Contractor for IQDA project | Relevant industry problems for DAQ and DAQC

20. September 2024

We are looking for contractors for our IQDA project to solve relevant industrial problems using Digital Analog Quantum Computing (DAQ) and Digitised Adiabatic Quantum Computing (DAQC). Participation in the tender process is possible under TED 546134-2024 | Subreport E31374892. The submission deadline is 15 October 2024 at 2 pm.


The IQDA project of the DLR Institute of Software Technologies will further develop and optimise the promising technology of ion traps for digital-analogue quantum computing. Ion traps are one of the leading platforms in quantum computing, as they make it possible to precisely control individual ions and utilise them as quantum bits (qubits). Due to their stability and reliability, these qubits can be used particularly well for complex quantum calculations. Within the IQDA project, a particular focus is on researching and implementing technologies for Digitised Adiabatic Quantum Computing (DAQC) and Digital-Analog Quantum Computing (DAQ). In DAQC, the adiabatic computing process, in which the system is slowly transformed from an initial state to a final state, is converted into a sequential digital form. This allows the benefits of adiabatic processes to be utilised while retaining the flexibility and precision of digital control. The DAQ, on the other hand, combines digital and analogue calculation steps in a hybrid approach. This approach utilises the advantages of both worlds: The high precision and fault tolerance of digital controls are combined with the natural dynamics and efficiency of analogue systems. These hybrid approaches can deliver promising results, particularly when using ion traps, as the ions in the traps can be used for both digital logic gates and analogue interactions.
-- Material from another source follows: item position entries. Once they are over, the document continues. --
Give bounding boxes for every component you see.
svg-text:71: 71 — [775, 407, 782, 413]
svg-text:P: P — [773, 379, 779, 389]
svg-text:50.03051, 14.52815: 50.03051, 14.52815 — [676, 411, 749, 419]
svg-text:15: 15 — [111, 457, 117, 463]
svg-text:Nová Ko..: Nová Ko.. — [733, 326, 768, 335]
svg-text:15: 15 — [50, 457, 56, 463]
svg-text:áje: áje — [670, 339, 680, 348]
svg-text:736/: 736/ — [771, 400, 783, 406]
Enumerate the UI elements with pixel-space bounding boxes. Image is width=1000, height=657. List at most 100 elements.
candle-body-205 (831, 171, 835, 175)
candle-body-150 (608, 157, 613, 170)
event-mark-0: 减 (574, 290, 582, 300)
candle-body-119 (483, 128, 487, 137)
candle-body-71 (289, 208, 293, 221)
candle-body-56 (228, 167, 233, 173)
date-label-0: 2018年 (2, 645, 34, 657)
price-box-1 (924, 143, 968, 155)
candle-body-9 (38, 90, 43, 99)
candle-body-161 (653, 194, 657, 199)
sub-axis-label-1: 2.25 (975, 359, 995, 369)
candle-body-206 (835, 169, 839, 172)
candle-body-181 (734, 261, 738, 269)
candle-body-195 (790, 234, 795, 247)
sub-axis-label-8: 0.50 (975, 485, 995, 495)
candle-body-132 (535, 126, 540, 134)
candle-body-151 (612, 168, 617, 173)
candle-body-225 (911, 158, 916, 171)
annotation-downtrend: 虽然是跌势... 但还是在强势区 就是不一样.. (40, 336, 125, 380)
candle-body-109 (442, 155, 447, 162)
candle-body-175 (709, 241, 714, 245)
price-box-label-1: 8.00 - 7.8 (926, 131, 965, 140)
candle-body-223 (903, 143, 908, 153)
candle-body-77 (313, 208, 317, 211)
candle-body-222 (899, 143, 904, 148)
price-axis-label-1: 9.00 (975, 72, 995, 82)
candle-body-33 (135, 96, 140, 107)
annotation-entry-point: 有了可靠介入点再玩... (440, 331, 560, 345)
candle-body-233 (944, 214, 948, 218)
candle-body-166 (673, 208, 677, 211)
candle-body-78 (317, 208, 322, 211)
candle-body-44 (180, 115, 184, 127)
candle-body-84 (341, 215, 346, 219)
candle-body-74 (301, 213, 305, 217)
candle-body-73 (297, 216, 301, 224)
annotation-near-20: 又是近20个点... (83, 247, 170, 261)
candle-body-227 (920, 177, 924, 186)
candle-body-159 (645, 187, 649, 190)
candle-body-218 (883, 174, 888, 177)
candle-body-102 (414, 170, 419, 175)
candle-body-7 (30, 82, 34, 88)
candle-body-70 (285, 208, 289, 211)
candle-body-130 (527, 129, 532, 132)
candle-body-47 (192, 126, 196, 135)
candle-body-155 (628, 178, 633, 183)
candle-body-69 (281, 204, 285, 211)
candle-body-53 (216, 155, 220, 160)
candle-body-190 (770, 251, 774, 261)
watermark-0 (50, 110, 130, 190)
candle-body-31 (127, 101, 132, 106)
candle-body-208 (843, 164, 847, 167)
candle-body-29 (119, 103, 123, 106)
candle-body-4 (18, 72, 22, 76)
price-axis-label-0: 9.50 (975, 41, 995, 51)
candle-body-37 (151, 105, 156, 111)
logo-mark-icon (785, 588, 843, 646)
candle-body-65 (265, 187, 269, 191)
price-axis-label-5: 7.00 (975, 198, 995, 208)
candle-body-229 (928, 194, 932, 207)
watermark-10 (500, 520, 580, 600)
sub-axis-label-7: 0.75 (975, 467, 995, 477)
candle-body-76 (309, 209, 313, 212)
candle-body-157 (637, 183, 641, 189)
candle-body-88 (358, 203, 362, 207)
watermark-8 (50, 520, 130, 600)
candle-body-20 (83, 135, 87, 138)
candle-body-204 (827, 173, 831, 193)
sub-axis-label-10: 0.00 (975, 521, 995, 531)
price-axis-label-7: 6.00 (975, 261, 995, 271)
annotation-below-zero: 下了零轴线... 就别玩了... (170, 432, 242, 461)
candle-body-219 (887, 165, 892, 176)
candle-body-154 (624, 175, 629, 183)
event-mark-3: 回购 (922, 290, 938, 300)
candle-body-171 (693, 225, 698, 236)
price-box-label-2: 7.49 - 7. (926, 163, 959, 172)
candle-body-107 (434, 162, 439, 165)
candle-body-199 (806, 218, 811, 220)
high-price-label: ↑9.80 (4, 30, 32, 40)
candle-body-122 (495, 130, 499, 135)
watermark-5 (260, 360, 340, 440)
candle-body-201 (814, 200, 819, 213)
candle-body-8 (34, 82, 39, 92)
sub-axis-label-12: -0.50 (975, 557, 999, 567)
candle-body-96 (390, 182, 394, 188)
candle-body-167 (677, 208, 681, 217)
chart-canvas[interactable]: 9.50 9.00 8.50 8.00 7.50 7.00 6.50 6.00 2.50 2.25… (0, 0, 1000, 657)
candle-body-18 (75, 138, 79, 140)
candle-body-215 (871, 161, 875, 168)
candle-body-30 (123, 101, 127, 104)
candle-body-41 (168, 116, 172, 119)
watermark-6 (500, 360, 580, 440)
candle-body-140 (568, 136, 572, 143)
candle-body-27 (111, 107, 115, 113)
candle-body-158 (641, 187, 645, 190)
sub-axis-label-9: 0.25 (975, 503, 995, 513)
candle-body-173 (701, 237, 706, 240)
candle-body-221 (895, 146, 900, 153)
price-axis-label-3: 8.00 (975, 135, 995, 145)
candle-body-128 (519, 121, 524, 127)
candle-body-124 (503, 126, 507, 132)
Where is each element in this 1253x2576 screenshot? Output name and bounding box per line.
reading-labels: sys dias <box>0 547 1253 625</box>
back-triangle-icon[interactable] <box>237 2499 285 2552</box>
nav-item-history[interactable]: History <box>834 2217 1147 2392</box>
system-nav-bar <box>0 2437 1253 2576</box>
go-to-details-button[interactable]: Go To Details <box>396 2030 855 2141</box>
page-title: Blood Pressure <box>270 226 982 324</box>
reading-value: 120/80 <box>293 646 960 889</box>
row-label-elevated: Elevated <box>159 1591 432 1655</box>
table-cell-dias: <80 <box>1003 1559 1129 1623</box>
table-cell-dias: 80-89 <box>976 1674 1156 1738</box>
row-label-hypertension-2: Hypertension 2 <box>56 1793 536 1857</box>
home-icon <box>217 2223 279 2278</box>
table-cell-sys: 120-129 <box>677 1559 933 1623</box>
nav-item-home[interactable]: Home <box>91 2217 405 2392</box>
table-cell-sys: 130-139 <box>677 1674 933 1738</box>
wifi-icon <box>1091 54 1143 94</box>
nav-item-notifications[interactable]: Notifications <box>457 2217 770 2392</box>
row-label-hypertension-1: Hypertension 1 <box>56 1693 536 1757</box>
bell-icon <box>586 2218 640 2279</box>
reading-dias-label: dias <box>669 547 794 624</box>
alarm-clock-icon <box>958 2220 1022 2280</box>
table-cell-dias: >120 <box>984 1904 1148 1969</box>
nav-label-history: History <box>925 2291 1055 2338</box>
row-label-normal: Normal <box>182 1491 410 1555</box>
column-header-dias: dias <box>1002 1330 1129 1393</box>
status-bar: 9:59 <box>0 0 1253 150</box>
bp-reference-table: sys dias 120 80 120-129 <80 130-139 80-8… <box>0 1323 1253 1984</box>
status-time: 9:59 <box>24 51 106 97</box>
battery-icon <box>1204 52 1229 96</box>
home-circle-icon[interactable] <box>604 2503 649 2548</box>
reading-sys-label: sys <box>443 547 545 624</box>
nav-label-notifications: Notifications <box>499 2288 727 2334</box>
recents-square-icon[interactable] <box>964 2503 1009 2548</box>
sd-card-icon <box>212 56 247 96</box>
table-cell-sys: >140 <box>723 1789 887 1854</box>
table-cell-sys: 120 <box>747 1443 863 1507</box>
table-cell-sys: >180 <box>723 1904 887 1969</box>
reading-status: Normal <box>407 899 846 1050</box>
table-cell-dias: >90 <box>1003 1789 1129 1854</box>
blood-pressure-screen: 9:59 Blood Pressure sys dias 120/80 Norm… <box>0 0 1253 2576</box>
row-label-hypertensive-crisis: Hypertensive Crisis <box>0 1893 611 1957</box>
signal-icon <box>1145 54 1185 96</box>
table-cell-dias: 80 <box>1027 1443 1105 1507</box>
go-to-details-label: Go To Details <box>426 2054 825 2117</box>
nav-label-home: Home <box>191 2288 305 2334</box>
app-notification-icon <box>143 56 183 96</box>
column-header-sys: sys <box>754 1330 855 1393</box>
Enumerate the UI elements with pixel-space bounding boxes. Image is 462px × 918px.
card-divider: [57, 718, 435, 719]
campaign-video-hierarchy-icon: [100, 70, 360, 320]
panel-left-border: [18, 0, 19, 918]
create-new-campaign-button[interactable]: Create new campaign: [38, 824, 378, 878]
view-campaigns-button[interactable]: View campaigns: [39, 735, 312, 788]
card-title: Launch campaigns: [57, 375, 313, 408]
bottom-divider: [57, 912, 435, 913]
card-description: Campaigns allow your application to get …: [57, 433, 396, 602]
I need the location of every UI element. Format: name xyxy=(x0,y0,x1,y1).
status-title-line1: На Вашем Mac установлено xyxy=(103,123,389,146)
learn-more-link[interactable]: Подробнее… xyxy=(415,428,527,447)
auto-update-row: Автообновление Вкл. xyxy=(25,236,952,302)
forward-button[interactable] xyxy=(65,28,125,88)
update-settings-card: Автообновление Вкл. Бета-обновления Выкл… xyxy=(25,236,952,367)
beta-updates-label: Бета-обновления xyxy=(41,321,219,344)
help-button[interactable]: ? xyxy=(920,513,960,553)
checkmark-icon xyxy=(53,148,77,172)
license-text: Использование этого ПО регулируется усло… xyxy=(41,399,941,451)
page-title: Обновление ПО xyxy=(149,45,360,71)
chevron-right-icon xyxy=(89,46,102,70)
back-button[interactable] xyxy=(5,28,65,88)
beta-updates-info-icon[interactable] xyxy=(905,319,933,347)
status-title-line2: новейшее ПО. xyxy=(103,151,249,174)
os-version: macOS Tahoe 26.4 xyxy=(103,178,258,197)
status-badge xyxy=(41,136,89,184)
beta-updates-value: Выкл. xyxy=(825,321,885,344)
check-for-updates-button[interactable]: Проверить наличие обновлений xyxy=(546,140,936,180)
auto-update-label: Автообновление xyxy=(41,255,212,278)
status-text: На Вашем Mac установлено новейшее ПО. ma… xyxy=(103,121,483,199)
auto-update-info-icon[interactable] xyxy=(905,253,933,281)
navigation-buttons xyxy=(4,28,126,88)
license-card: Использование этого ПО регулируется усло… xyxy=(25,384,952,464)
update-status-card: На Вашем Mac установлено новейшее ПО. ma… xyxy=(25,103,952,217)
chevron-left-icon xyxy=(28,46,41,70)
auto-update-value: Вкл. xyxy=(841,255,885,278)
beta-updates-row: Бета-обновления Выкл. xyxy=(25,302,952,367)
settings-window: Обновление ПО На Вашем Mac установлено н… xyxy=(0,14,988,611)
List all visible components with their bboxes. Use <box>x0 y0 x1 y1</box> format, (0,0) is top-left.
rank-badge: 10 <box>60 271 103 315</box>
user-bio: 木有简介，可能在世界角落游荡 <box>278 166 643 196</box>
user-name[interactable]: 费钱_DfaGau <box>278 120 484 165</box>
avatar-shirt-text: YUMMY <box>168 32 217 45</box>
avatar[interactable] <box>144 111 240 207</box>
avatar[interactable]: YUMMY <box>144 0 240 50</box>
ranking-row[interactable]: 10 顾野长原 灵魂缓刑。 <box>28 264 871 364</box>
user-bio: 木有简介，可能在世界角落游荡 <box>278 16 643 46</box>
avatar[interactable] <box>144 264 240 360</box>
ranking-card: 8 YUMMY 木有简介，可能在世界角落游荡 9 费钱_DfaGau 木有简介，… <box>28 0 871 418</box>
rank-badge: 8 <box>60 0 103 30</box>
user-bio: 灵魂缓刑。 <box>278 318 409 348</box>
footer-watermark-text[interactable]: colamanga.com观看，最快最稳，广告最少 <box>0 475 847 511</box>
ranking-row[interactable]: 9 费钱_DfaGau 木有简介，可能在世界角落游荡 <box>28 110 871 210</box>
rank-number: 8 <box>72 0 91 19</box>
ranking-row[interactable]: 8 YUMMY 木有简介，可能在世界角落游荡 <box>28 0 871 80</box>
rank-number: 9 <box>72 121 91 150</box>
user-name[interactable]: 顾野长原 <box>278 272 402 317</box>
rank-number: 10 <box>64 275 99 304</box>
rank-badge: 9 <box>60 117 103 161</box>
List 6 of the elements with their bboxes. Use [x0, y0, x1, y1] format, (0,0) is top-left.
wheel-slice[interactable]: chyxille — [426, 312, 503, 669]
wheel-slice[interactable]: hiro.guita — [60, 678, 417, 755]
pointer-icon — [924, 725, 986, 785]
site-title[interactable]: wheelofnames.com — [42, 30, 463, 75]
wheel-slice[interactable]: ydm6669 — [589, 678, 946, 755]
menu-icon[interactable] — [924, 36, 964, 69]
The IQDA project aims to adapt these advanced computing methods specifically to the properties and challenges of ion traps. Co-design elements are also being integrated to enable close integration of hardware and software development. By combining digital and analogue quantum computing, more efficient and scalable quantum computers could be developed in the future that fully exploit the advantages of both computing approaches. The research conducted as part of the IQDA project is therefore making a decisive contribution to laying the foundations for the next generation of quantum computers.

Cooperation in the IQDA project

Specifically, as part of this mandate, we require, among other things

  • the development of relevant industrial problems that are solved with the help of Digital Analog Quantum Computing and Digitised Adiabatic Quantum Computing,
  • the provision of a library for problems that are solved using quantum algorithms on ion traps. Focus: Quantum Fourier Transform and Quantum Approximate Optimisation Algorithm (QAOA). Other algorithms can also be treated,
  • the provision of a pool of problems for both simulation and hardware purposes (taking into account the coherence time and the available qubits) & integration of the library into the software to be delivered,
  • the delivery of software for the translation (compiler) of the above-mentioned algorithms in Digitised Adiabatic Quantum Computing Frame into logical qubits,
  • The delivery of simulation software that simulates the compiled circuits on ion traps. (The software should include a package to simulate noise and possible error sources & error mitigation methods should be implemented in the simulation software to minimise noise after the readout process),

All information can be found in the tender documents including the specifications under TED 546134-2024 | Subreport E31374892.